Purpose: The objective of this study was to achieve a sustained and targeted delivery of liposome to the liver, by modifying the phospholipid [phosphatidylcholine (PC)/cholesterol (10 : 1) liposomes with a novel polymer bile salts-(polyethylene glycol)(2000)-bile salts (BP(2)B).
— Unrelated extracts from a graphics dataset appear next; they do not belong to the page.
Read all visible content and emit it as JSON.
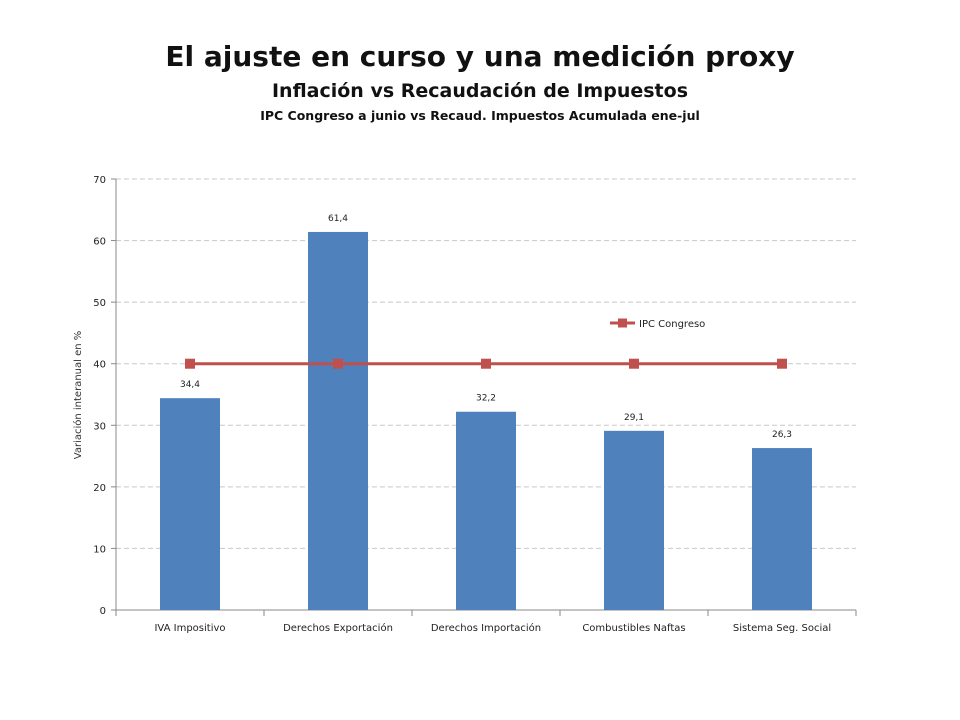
{
  "title": "El ajuste en curso y una medición proxy",
  "subtitle": "Inflación vs Recaudación de Impuestos",
  "subsubtitle": "IPC Congreso a junio vs Recaud. Impuestos Acumulada ene-jul",
  "chart_data": {
    "type": "bar",
    "categories": [
      "IVA Impositivo",
      "Derechos  Exportación",
      "Derechos  Importación",
      "Combustibles Naftas",
      "Sistema Seg. Social"
    ],
    "series": [
      {
        "type": "bar",
        "values": [
          34.4,
          61.4,
          32.2,
          29.1,
          26.3
        ],
        "value_labels": [
          "34,4",
          "61,4",
          "32,2",
          "29,1",
          "26,3"
        ],
        "color": "#4f81bd"
      },
      {
        "name": "IPC Congreso",
        "type": "line",
        "values": [
          40,
          40,
          40,
          40,
          40
        ],
        "color": "#c0504d"
      }
    ],
    "xlabel": "",
    "ylabel": "Variación interanual en %",
    "ylim": [
      0,
      70
    ],
    "yticks": [
      "0",
      "10",
      "20",
      "30",
      "40",
      "50",
      "60",
      "70"
    ],
    "grid": true,
    "legend_position": "right"
  }
}
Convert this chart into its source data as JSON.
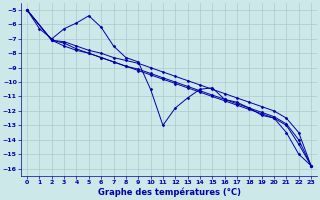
{
  "title": "Graphe des températures (°C)",
  "bg_color": "#cce8e8",
  "grid_color": "#aacccc",
  "line_color": "#0000aa",
  "xlim": [
    -0.5,
    23.5
  ],
  "ylim": [
    -16.5,
    -4.5
  ],
  "xticks": [
    0,
    1,
    2,
    3,
    4,
    5,
    6,
    7,
    8,
    9,
    10,
    11,
    12,
    13,
    14,
    15,
    16,
    17,
    18,
    19,
    20,
    21,
    22,
    23
  ],
  "yticks": [
    -5,
    -6,
    -7,
    -8,
    -9,
    -10,
    -11,
    -12,
    -13,
    -14,
    -15,
    -16
  ],
  "series1_x": [
    0,
    1,
    2,
    3,
    4,
    5,
    6,
    7,
    8,
    9,
    10,
    11,
    12,
    13,
    14,
    15,
    16,
    17,
    18,
    19,
    20,
    21,
    22,
    23
  ],
  "series1_y": [
    -5.0,
    -6.3,
    -7.0,
    -6.3,
    -5.9,
    -5.4,
    -6.2,
    -7.5,
    -8.3,
    -8.6,
    -10.5,
    -13.0,
    -11.8,
    -11.1,
    -10.5,
    -10.4,
    -11.2,
    -11.4,
    -11.8,
    -12.3,
    -12.5,
    -13.5,
    -15.0,
    -15.8
  ],
  "series2_x": [
    0,
    2,
    3,
    4,
    5,
    6,
    7,
    8,
    9,
    10,
    11,
    12,
    13,
    14,
    15,
    16,
    17,
    18,
    19,
    20,
    21,
    22,
    23
  ],
  "series2_y": [
    -5.0,
    -7.1,
    -7.5,
    -7.8,
    -8.0,
    -8.3,
    -8.6,
    -8.9,
    -9.1,
    -9.4,
    -9.7,
    -10.0,
    -10.3,
    -10.6,
    -10.9,
    -11.2,
    -11.5,
    -11.8,
    -12.1,
    -12.4,
    -12.9,
    -14.0,
    -15.8
  ],
  "series3_x": [
    0,
    2,
    3,
    4,
    5,
    6,
    7,
    8,
    9,
    10,
    11,
    12,
    13,
    14,
    15,
    16,
    17,
    18,
    19,
    20,
    21,
    22,
    23
  ],
  "series3_y": [
    -5.0,
    -7.1,
    -7.3,
    -7.7,
    -8.0,
    -8.3,
    -8.6,
    -8.9,
    -9.2,
    -9.5,
    -9.8,
    -10.1,
    -10.4,
    -10.7,
    -11.0,
    -11.3,
    -11.6,
    -11.9,
    -12.2,
    -12.5,
    -13.0,
    -14.3,
    -15.8
  ],
  "series4_x": [
    0,
    2,
    3,
    4,
    5,
    6,
    7,
    8,
    9,
    10,
    11,
    12,
    13,
    14,
    15,
    16,
    17,
    18,
    19,
    20,
    21,
    22,
    23
  ],
  "series4_y": [
    -5.0,
    -7.1,
    -7.2,
    -7.5,
    -7.8,
    -8.0,
    -8.3,
    -8.5,
    -8.7,
    -9.0,
    -9.3,
    -9.6,
    -9.9,
    -10.2,
    -10.5,
    -10.8,
    -11.1,
    -11.4,
    -11.7,
    -12.0,
    -12.5,
    -13.5,
    -15.8
  ]
}
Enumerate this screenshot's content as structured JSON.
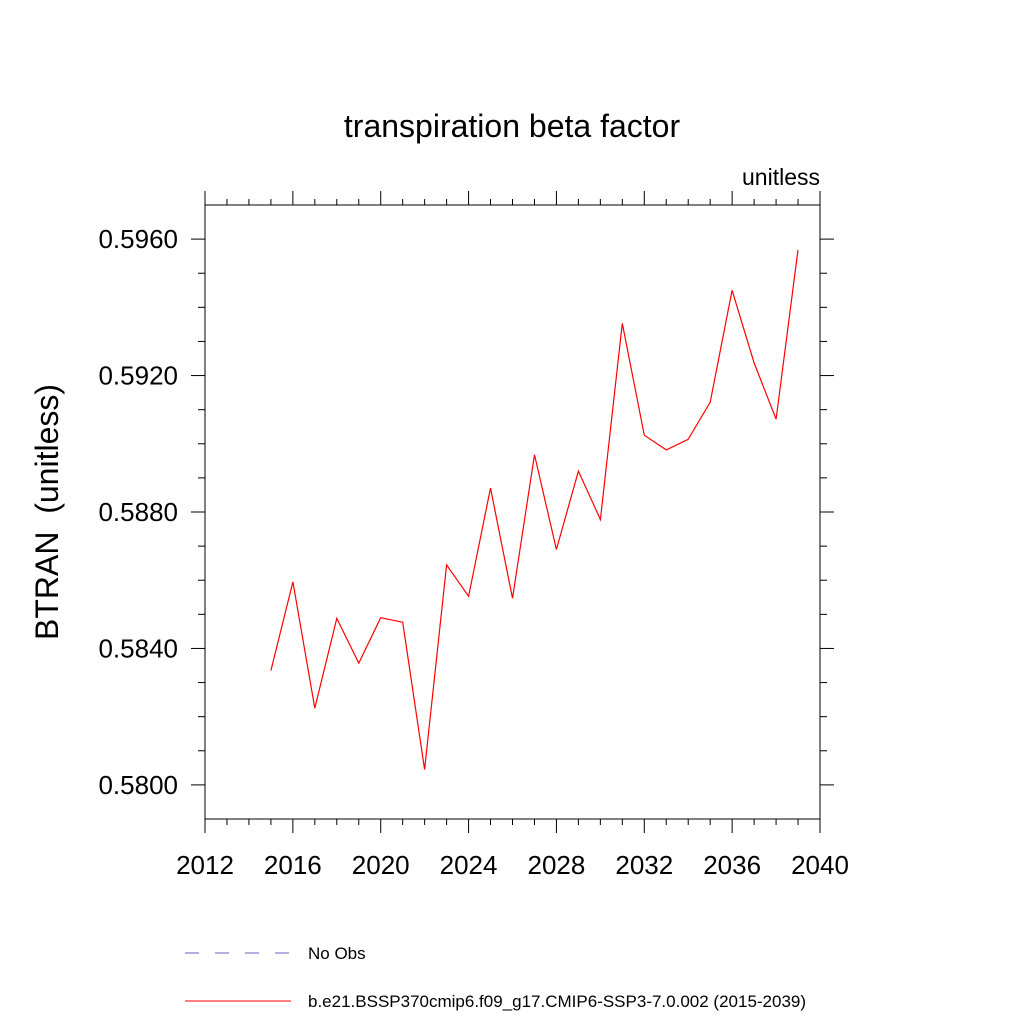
{
  "chart_data": {
    "type": "line",
    "title": "transpiration beta factor",
    "units_label": "unitless",
    "ylabel": "BTRAN  (unitless)",
    "xlabel": "",
    "xlim": [
      2012,
      2040
    ],
    "ylim": [
      0.579,
      0.597
    ],
    "x_ticks": [
      2012,
      2016,
      2020,
      2024,
      2028,
      2032,
      2036,
      2040
    ],
    "y_ticks": [
      0.58,
      0.584,
      0.588,
      0.592,
      0.596
    ],
    "y_tick_labels": [
      "0.5800",
      "0.5840",
      "0.5880",
      "0.5920",
      "0.5960"
    ],
    "grid": false,
    "series": [
      {
        "name": "b.e21.BSSP370cmip6.f09_g17.CMIP6-SSP3-7.0.002 (2015-2039)",
        "color": "#ff0000",
        "x": [
          2015,
          2016,
          2017,
          2018,
          2019,
          2020,
          2021,
          2022,
          2023,
          2024,
          2025,
          2026,
          2027,
          2028,
          2029,
          2030,
          2031,
          2032,
          2033,
          2034,
          2035,
          2036,
          2037,
          2038,
          2039
        ],
        "values": [
          0.58335,
          0.58595,
          0.58225,
          0.58488,
          0.58357,
          0.5849,
          0.58477,
          0.58045,
          0.58645,
          0.58553,
          0.5887,
          0.58547,
          0.58968,
          0.5869,
          0.5892,
          0.58778,
          0.59353,
          0.59025,
          0.58982,
          0.59013,
          0.59122,
          0.5945,
          0.59237,
          0.59072,
          0.59568
        ]
      }
    ],
    "legend": [
      {
        "label": "No Obs",
        "style": "dashed",
        "color": "#6b5fbf"
      },
      {
        "label": "b.e21.BSSP370cmip6.f09_g17.CMIP6-SSP3-7.0.002 (2015-2039)",
        "style": "solid",
        "color": "#ff0000"
      }
    ]
  }
}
Methods: First, we generated a novel BP(2)B by N,N'-dicyclohexylcarbodiimide/4-dimethylaminopyridine esterification method and confirmed by Fourier transform infraredand (1) H-NMR spectra. Second, we prepared the BP(2)B-modified liposomes (BP(2)BL) that included BP(2)B, and the effect of the weight ratios of BP(2)B/PC on entrapment efficiency was investigated and BP(2)B/PC = 3% (w/w) was determined as the optimum ratio for the 4,4'-dimethoxy-5,6,5',6'-bi (methylenedioxy)-2,2'-bicarbomethoxybiphenyl liposomes. And then, the ability of the liver target of BP(2)BL was studied by calculating the targeted parameters.
Results and discussion: All the results revealed that the introduction of polyoxyethylene chains could control interactions of bile salt moieties on liposome surfaces with the receptor compared with traditional liposomes (CL), marking BP(2)BL as a suitable carrier for hepatic parenchymal cell-specific and sustained targeting. It was suggested that liposomes containing such novel BP(2)B have great potential as drug delivery carriers for the liver-selective targeting that has targeted and sustained drug delivery.